Authentication but no security #6
Description
Hi @akshay5995,
Great project. Just a couple of things, and feel free to correct me if I'm wrong. I only encountered the following because I considered using it myself:
- Currently by default this gateway generates the headers in a best practice way and passes them correctly. But unless you have configured limits in your oauth provider as to which users can authenticate (does oauth even support this? Github Apps don't seem to), anyone that has an account with the configured provider can authenticate and receive a token.
But the docs aren't clear that this is a limitation, so if any users configure this following the installation guide (or the suggested docker-compose), they are effectively configuring open access to their MCP server. I didn't see anything about configuring the webserver/upstream mcp server to require specific headers, etc.

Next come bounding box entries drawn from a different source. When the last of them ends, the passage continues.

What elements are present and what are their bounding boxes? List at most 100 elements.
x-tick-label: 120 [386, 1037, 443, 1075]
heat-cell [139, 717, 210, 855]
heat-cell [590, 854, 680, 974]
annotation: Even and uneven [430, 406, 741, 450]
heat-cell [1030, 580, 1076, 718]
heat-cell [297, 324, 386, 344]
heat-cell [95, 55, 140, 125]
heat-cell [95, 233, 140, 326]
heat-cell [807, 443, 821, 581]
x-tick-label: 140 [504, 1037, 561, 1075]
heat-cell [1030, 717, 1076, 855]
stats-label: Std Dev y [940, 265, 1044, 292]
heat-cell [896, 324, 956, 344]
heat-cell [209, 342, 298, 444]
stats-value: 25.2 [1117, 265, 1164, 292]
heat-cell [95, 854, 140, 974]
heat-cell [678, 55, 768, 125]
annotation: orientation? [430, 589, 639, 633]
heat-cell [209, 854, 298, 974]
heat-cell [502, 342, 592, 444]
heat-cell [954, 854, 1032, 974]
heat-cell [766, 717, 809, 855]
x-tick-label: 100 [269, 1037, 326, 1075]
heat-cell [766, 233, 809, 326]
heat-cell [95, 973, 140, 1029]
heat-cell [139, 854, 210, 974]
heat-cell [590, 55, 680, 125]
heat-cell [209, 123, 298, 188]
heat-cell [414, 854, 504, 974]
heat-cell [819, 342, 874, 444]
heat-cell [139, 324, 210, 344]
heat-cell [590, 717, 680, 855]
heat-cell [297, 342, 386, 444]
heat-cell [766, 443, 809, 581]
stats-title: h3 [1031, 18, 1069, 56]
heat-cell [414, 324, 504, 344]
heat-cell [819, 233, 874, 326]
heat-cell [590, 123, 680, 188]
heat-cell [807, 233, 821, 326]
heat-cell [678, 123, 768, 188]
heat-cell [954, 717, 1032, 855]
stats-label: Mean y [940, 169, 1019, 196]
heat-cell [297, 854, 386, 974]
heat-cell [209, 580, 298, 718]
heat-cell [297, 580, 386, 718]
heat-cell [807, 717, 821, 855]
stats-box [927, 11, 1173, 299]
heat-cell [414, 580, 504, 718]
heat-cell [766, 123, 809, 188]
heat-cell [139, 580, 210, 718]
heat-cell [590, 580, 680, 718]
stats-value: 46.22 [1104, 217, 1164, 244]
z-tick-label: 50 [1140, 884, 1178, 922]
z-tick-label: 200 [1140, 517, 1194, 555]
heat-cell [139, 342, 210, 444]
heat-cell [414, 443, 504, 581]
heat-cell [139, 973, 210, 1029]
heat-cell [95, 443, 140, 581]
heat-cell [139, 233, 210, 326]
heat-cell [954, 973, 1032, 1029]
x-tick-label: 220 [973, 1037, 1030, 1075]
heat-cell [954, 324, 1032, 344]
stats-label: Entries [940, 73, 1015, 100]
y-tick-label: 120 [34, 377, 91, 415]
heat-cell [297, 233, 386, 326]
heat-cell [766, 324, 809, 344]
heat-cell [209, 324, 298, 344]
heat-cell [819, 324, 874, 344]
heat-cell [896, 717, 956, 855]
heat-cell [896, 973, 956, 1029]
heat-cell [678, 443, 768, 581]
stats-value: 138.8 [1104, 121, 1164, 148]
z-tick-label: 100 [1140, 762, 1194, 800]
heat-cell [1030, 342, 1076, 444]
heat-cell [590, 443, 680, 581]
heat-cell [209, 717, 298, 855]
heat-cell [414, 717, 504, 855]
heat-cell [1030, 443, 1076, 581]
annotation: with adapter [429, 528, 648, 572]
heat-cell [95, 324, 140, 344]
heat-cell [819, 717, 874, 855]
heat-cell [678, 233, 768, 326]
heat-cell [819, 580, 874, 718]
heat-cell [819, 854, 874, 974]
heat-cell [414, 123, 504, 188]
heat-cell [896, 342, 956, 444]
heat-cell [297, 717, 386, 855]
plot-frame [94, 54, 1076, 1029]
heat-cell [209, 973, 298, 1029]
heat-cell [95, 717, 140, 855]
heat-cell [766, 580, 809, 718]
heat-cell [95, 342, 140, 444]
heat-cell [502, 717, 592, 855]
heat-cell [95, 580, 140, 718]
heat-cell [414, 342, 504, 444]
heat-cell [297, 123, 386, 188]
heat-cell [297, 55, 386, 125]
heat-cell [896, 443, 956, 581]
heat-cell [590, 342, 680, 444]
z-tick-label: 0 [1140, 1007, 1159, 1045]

- There is most likely a CVE although I haven't tested to verify this as I didn't finish setting it up: the gateway doesn't strip x-user-* headers (see https://github.com/akshay5995/mcp-oauth-gateway/blob/main/src/proxy/mcp_proxy.py), so even if a user configures this anyone with a valid token can spoof eg. x-user-email and bypass restrictions at the webserver level.
I've created this as a single issue as there are possibly other concerns as well: I think the best fix to this would be to, in the short term at least, update the primary readme to have a very obvious disclaimer near the top stating that this is a proof of concept rather than a ready to use project.
Apologies for the badly written issue, I'm just concerned that people might start using this and misunderstand how it works. If you have any questions feel free to reach out.